It requires sys-fs/inotify-tools, and you must be able to log into hostname without a password (see http://linuxproblem.org/art_9.html). Also, it deletes files after passing them along, so don't move stuff in there. That way, printing to a file in this directory should be pretty much the same as printing directly.

Addendum: The problem Hu mentioned is very unlikely. It only happens if CUPS should close and reopen the file before finishing the writing. It would be silly of it to do so, as output to a printer is continuous.

----------

## Recruit0

I was kind of hoping that I could do something like this:

* Setup daemon

* Daemon will only work when I SSH/setup a tunnel to the server

So after running the daemon all I have to do is SSH in to setup a connection then I can print from OpenOffice/Firefox/etc. I'd prefer password authentication for security... unless the passwordless login is secure enough?

EDIT: Is PRINTDIR a specific directory or I can set it to whatever? I mounted my /tmp as tmpfs.

----------

## Hu

 *Cuber wrote:*   

> 
> 
> Addendum: The problem Hu mentioned is very unlikely. It only happens if CUPS should close and reopen the file before finishing the writing. It would be silly of it to do so, as output to a printer is continuous.

 

Neat.  I had not used inotify before, and was concerned about a scenario where any write to the file would alert the daemon.  Assuming the argument to -e does what its name implies, my concern is indeed unlikely to be relevant here.

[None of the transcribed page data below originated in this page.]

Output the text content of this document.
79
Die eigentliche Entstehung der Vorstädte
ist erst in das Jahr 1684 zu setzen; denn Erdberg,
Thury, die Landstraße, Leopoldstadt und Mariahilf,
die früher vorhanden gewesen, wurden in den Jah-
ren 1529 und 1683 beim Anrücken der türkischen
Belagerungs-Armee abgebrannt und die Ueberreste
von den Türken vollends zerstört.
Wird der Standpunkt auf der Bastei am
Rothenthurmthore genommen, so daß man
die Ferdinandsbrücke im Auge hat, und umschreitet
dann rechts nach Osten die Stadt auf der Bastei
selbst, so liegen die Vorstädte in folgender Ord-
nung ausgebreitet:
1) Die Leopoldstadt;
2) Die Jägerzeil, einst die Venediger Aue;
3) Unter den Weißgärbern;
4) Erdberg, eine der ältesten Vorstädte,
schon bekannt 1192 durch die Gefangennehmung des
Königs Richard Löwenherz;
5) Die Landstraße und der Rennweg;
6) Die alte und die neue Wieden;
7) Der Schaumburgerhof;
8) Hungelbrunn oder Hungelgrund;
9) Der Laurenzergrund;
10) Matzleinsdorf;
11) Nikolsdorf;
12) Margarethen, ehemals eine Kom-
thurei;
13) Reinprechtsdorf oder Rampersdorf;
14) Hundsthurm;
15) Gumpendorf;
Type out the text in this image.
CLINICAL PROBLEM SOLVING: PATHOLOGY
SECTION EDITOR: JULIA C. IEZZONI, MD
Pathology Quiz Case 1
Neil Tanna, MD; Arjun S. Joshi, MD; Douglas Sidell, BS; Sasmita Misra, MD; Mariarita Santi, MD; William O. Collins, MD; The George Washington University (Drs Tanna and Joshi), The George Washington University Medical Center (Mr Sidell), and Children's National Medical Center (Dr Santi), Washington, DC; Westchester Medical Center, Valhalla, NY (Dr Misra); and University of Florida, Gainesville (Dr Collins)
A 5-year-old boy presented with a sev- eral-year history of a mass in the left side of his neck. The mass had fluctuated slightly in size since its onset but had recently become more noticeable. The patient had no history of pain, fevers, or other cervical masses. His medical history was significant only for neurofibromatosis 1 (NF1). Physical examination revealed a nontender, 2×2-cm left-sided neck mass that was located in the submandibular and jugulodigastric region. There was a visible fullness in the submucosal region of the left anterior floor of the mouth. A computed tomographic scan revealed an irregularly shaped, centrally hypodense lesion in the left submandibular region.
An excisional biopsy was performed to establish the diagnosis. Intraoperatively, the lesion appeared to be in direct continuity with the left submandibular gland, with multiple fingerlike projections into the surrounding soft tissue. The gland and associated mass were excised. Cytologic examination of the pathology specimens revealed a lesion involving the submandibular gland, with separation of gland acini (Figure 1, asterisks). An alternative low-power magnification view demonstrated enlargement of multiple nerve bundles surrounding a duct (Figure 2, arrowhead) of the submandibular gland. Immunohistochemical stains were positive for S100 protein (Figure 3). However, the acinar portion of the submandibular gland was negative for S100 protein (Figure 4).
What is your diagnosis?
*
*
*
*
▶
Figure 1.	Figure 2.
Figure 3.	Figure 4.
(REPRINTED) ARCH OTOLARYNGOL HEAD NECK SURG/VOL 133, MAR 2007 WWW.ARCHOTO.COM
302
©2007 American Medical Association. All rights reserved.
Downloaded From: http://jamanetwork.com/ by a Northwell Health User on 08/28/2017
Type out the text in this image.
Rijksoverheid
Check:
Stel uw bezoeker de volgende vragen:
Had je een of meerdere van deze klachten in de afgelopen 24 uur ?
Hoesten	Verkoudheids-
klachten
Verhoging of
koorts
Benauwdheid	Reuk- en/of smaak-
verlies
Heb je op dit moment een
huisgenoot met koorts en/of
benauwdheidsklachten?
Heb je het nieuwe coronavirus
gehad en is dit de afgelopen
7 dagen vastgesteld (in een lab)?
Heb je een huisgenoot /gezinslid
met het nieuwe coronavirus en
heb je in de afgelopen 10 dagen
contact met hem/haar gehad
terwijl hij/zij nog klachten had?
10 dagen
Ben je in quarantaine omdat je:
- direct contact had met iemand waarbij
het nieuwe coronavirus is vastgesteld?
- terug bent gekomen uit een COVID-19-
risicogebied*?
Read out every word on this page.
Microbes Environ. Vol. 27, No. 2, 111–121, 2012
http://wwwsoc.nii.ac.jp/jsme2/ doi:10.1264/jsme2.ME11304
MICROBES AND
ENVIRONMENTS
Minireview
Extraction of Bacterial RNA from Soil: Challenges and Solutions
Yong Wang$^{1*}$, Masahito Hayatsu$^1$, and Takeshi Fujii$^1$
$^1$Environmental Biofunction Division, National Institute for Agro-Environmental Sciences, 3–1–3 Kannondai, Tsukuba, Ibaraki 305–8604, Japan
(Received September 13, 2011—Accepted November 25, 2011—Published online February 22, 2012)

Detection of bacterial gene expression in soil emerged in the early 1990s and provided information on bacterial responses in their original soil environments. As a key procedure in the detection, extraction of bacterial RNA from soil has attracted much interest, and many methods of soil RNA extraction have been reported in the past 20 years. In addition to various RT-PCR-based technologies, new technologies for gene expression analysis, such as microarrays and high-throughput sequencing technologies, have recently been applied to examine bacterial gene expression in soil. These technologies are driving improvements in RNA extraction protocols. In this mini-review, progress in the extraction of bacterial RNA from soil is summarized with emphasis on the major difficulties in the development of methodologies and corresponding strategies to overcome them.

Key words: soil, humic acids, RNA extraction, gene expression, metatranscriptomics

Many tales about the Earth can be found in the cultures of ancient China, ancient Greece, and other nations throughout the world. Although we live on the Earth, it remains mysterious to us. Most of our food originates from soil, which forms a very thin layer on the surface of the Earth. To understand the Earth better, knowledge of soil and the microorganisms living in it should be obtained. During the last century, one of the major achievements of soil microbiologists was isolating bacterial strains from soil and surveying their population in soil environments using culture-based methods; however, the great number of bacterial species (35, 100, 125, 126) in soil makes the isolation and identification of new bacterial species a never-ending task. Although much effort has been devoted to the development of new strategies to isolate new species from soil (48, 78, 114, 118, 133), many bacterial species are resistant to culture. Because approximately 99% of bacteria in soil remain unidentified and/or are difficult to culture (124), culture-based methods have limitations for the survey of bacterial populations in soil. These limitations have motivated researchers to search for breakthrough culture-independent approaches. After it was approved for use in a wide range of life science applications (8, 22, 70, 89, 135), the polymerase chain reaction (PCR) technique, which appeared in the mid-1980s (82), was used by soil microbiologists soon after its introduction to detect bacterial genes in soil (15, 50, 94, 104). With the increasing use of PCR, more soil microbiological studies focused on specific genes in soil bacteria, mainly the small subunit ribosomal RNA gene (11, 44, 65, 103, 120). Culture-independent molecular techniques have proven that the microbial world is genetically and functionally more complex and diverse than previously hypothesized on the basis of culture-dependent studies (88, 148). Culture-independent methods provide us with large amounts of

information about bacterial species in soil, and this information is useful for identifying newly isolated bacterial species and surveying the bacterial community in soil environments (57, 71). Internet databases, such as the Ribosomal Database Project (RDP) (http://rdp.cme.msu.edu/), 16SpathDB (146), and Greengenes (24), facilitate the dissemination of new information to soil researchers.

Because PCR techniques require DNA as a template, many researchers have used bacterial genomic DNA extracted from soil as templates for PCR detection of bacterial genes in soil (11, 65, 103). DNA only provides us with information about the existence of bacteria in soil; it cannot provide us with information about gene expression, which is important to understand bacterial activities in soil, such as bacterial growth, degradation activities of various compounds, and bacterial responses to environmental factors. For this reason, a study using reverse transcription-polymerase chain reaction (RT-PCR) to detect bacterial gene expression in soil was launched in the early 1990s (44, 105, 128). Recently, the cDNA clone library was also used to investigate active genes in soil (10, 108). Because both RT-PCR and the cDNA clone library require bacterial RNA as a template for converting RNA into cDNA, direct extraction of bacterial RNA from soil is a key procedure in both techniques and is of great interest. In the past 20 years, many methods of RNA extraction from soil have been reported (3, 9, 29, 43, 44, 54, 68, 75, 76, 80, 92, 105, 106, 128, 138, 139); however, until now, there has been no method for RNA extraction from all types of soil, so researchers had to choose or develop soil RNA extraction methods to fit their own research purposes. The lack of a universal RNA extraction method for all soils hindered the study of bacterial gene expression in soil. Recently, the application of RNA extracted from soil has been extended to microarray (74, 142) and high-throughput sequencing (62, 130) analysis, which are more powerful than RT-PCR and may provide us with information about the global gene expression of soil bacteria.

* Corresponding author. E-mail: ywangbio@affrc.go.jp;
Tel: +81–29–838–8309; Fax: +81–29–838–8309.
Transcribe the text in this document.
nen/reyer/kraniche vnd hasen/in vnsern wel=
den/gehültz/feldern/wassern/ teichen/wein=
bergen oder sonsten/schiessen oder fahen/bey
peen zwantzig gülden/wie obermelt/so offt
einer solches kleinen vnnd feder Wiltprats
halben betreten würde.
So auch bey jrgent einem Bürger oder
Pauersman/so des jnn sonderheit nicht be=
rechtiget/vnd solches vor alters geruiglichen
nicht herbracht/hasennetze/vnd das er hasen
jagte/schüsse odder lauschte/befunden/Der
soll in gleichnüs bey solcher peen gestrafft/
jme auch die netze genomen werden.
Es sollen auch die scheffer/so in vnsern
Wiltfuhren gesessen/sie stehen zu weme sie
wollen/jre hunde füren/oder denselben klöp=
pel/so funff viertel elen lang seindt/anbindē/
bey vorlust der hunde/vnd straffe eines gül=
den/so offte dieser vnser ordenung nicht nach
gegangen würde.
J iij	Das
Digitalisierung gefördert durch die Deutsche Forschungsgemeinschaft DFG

Recruit0: if you are concerned about security, you could modify the script to dispatch files only when it is able to reuse an existing master-mode ssh connection.  You would then manually ssh into the remote system through an authentication method of your choice, and the session you start would provide access for the daemon.  Refer to the ssh configuration options ControlMaster and ControlPath.  The BatchMode option may also be useful for preventing ssh from prompting the script for input.

----------

## pianosaurus

 *Recruit0 wrote:*   

> EDIT: Is PRINTDIR a specific directory or I can set it to whatever? I mounted my /tmp as tmpfs.

 

You can set it to whatever you want, but make sure nothing else uses it (so don't use /tmp directly), as everything put inside will be printed and deleted. Also, you should use a directory only you have write access to.

For the password less thing, it is arguably even more secure than manual password entry. All the same security measurements are used, except nobody can see you type your password any longer. The backside is that if someone should get access to your local account, the now also have access to your remote account through ssh.

Otherwise, you can look into what Hu said about master-mode connections. I have never used it, but it seems like a good idea. You could start such a connection before the inotify-wait line, and change the current ssh line to use it. That should prompt you for a password when you first start the script.

 *Hu wrote:*   

> Assuming the argument to -e does what its name implies

 

Indeed it does. I find it extremely practical. I use it along with the file app and firefox to pop up a box asking me if I want to save the video I'm currently watching on youtube.

----------

## Hu

The script as proposed will not run ssh until a printable job is ready, so it could be started at boot or initial login, before the ssh connection is established.  It is only necessary that the ssh connection be up and running in master mode before the first file to be printed triggers the script to run ssh.

If you wanted to be fancy, you could make the script use a second inotifywait to watch for the creation of the master-mode socket, so that if a print job appears while no socket is present, the script sleeps until you connect.  That would allow you to print files before connecting, and have them be picked up and printed immediately.  As presently proposed, the file will not be deleted, but the ssh will fail and the script will go back to sleep without printing anything.  A junk job would then be required to wake it up and retry the failed runs.

----------

## pianosaurus

 *Hu wrote:*   

> As presently proposed, the file will not be deleted, but the ssh will fail and the script will go back to sleep without printing anything.  A junk job would then be required to wake it up and retry the failed runs.

 

Actually, a junk job wouldn't make it retry, since it only tries when the file is closed for writing. However, you could easily retry them all by cd-ing to the directory in a terminal and running touch *.

----------

## Hu

Oops, yes.  I am still thinking in terms of classic systems where you only know that the directory has changed, and then manually rescan the directory.

----------